WASHINGTON, Feb. 25 -- The White House said on Monday that the nomination of the U.S. ambassador to Turkey has been sent to the Senate for approval.
In a statement, the White House said that David Michael Satterfield is a career member of the senior Foreign Service and class of Career Minister.
U.S. President Donald Trump on Feb. 15 announced that he intended to nominate Satterfield, who has been the acting assistant secretary of state for Near Eastern affairs since 2017.
According to the White House, Satterfield, a B.A. graduate from the University of Maryland, has previously served as the director general of the Multinational Force and Observers in Rome, Italy, from 2017 to 2017 and 2009 to 2013.

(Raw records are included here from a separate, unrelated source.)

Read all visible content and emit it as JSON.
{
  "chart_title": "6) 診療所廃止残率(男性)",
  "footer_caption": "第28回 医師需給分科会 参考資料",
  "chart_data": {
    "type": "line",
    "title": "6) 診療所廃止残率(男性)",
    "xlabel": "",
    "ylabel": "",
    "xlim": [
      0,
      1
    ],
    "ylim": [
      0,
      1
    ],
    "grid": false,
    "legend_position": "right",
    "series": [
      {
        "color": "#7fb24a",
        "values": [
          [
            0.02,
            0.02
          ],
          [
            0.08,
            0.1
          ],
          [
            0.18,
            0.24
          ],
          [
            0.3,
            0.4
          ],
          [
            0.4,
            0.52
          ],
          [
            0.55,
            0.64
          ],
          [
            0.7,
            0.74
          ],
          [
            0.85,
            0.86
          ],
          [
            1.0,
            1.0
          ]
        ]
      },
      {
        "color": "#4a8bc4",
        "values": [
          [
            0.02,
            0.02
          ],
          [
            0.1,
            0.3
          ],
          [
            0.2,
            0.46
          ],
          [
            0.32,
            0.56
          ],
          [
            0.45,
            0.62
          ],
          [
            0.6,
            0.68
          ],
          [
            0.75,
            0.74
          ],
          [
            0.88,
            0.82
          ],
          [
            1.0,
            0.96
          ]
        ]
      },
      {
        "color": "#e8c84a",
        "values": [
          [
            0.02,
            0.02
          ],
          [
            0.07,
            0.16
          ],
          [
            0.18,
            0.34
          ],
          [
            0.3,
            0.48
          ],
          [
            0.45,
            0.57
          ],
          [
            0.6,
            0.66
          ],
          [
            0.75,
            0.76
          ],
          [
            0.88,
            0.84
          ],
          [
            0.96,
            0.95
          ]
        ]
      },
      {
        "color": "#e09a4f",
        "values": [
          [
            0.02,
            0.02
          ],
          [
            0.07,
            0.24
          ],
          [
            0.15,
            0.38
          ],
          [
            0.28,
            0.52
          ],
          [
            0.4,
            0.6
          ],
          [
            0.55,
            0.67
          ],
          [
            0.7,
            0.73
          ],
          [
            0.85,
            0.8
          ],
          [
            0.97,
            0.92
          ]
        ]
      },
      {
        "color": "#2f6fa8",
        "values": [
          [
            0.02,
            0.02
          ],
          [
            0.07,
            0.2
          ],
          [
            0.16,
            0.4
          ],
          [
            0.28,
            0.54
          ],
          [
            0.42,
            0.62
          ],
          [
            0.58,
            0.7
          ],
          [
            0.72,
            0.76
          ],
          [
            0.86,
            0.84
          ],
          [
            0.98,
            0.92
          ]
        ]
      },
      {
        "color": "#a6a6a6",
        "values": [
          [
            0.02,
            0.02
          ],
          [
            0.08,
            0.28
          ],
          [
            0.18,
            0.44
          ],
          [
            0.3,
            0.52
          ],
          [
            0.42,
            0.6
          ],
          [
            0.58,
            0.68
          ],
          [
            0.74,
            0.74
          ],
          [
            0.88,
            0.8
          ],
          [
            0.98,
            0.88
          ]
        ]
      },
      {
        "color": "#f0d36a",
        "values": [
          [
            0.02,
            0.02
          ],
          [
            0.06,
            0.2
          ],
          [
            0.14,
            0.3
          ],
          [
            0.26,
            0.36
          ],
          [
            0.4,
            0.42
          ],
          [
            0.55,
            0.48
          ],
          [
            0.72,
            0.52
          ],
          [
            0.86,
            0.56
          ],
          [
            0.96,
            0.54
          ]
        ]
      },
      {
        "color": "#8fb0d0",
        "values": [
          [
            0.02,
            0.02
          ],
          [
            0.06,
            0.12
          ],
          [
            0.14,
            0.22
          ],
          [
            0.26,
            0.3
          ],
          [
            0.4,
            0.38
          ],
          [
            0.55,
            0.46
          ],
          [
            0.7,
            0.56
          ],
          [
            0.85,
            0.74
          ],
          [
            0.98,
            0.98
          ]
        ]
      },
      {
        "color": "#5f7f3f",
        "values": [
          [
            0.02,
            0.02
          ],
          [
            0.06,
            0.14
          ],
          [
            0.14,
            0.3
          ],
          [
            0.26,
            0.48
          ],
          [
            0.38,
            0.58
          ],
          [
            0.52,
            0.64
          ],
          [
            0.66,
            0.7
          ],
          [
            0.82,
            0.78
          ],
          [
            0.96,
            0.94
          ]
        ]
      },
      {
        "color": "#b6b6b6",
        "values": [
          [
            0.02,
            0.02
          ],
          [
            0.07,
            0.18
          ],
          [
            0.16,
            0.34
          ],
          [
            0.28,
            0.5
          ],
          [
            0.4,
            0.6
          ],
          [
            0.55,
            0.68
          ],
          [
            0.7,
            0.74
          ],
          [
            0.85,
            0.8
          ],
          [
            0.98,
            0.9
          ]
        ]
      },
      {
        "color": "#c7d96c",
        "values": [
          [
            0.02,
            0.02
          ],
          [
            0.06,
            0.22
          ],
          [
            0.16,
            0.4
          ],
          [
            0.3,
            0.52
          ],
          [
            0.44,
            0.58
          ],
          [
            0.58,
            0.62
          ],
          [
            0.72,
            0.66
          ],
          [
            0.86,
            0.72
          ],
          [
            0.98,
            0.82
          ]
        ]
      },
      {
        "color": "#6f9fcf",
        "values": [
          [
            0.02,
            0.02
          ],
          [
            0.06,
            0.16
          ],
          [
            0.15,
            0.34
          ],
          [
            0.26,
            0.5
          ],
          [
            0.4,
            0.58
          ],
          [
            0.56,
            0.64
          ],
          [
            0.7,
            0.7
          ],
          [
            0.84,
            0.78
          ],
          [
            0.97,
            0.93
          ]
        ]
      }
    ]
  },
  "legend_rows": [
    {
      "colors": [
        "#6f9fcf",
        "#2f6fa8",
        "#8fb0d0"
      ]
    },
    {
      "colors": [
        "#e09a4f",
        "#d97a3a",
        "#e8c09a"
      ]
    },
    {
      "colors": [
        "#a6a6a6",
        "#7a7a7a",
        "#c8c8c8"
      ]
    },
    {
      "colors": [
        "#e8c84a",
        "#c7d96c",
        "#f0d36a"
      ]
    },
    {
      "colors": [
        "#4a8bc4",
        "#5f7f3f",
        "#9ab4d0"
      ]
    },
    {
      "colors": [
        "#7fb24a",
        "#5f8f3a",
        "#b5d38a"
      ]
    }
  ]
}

In 2017, he was special advisor to the secretary of state for Libya, based in Tripoli, Libya, and served as charge d'affaires at the U.S. embassy in Cairo, Egypt, from 2013 to 2017.
Satterfield speaks Arabic, French and Italian.
The U.S. ambassadorship to Turkey has been vacant since October 2017.
The nomination came at a critical moment as the United States and Turkey have been recently sparring over the fortunes of Kurdish militia in northern Syria, which has been an ally of Washington in the campaign against the Islamic State, but viewed as a "terrorist group" by Ankara.